Я иду вторым. Следом за мной, погромыхивая скобой, карабкается ещё кто–то.

Задняя крышка плотно задраивается. Чернота. Животный страх. Панические мысли: «А вдруг, где–нибудь протекает… А вдруг, переключатель повёрнут в положение «На атмосферу»…

Громкий удар молотком по корпусу трубы. Инструктор–водолаз стучит, сигнал условный подаёт: «Как себя чувствуете?»

Все трое, начиная с первого, по очереди отстукиваем изнутри по разу: «Чувствуем себя хорошо».

Два удара сверху глухо отдаются в ушах: «Заполняем торпедный аппарат водой». Дублируем стук двумя ударами. Зажурчало, забулькало, зашумело во мраке. Вода мягко облегла гидрокостюм, приподняла, прижала тело к верхней стенке: нормально, дышится.

Инструктор–водолаз стучит три раза: «Подаём воздух для выравнивания давления с забортным». В данном случае, для противодействия столбу воды в башне. Если этого не сделать, при открывании передней крышки гидродинамическим ударом убьёт. Отстукиваем ответно три раза. В могильной темноте аппарата засвистел, оглушающе загрохотал и стих ворвавшийся воздух.

И последние четыре удара отбивает водолаз–инструктор: «Передняя крышка торпедного аппарата открыта. Можно выходить».

Начинаем выход. Первые двое не стучат. Четыре раза стучит скобой последний выходящий: «Все вышли. Можно закрывать переднюю крышку».
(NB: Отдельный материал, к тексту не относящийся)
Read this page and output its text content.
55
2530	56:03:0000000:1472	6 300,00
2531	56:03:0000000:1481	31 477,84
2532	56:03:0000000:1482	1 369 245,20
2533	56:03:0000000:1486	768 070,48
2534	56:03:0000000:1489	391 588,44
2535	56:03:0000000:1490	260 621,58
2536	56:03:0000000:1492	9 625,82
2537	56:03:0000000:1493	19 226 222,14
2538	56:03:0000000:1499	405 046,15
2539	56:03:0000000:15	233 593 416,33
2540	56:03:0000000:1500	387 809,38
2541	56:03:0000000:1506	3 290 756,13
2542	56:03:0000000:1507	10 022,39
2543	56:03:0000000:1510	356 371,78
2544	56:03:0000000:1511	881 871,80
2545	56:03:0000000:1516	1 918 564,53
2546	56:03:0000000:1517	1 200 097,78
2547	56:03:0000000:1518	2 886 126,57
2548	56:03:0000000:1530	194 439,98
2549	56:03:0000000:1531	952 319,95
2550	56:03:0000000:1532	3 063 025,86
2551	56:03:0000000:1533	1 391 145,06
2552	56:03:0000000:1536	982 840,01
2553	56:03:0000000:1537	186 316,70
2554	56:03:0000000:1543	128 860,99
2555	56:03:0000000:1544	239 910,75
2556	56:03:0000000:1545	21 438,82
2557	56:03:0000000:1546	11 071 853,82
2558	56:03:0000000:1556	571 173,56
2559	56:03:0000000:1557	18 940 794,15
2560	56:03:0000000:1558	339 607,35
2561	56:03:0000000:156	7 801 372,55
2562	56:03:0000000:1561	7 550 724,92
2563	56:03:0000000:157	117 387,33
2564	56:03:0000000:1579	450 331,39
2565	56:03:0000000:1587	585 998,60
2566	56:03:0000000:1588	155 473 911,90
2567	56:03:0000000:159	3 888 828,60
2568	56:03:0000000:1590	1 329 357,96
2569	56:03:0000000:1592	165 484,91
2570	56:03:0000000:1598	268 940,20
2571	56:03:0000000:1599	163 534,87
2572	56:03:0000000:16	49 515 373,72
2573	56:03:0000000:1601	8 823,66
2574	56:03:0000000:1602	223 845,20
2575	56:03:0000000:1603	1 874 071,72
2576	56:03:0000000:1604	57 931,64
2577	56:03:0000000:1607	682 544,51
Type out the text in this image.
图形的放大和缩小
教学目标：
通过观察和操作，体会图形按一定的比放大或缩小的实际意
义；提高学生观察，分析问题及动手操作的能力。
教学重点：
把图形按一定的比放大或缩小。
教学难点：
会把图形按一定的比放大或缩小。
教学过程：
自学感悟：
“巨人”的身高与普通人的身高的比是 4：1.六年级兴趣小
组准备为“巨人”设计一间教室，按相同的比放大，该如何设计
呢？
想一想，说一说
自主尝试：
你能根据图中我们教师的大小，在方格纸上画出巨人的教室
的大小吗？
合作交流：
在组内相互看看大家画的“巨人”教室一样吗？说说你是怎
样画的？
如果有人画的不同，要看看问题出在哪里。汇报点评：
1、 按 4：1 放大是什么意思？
Ошибиться нельзя. Крышка закрывается гидравликой. Если, по ошибке, четыре раза отстучит кто–то другой, инструктор подумает, что все вышли и включит манипулятор. Последнего выходящего пополам перерубит закрывающейся крышкой. Такие случаи в истории подводного флота имели место.

Выбираемся, а точнее, выплываем из торпедного аппарата в тёмно–зелёное пространство и сразу цепляемся карабинами за длинную верёвку – буй–реп. На размеченных через определённые расстояния узлах–мусингах учимся делать четырёхминутные остановки–выдержки, чтобы не получить баротравму лёгких при быстром всплытии с большой глубины. Считаем про себя: четырнадцать вдохов и выдохов – одна минута. По четыре минуты отсидки на каждом мусинге буй–репа. Пятьдесят шесть вдохов и выдохов. Отсчитал, перецепился, выше подвсплыл. Опять отсидка. И так до самого выхода на поверхность. Вода зеленеет, светлеет и неожиданно выныриваешь перед площадкой. Поднимаешься на неё, неуклюже ступая по ступеням в тяжёлых ботах. Здесь тебя уже ждут. Помогают снять снаряжение. Сбрасываешь гидрокостюм, и ликуя, бежишь вниз по винтовому трапу. Всё! Зачёт по ЛВД сдал!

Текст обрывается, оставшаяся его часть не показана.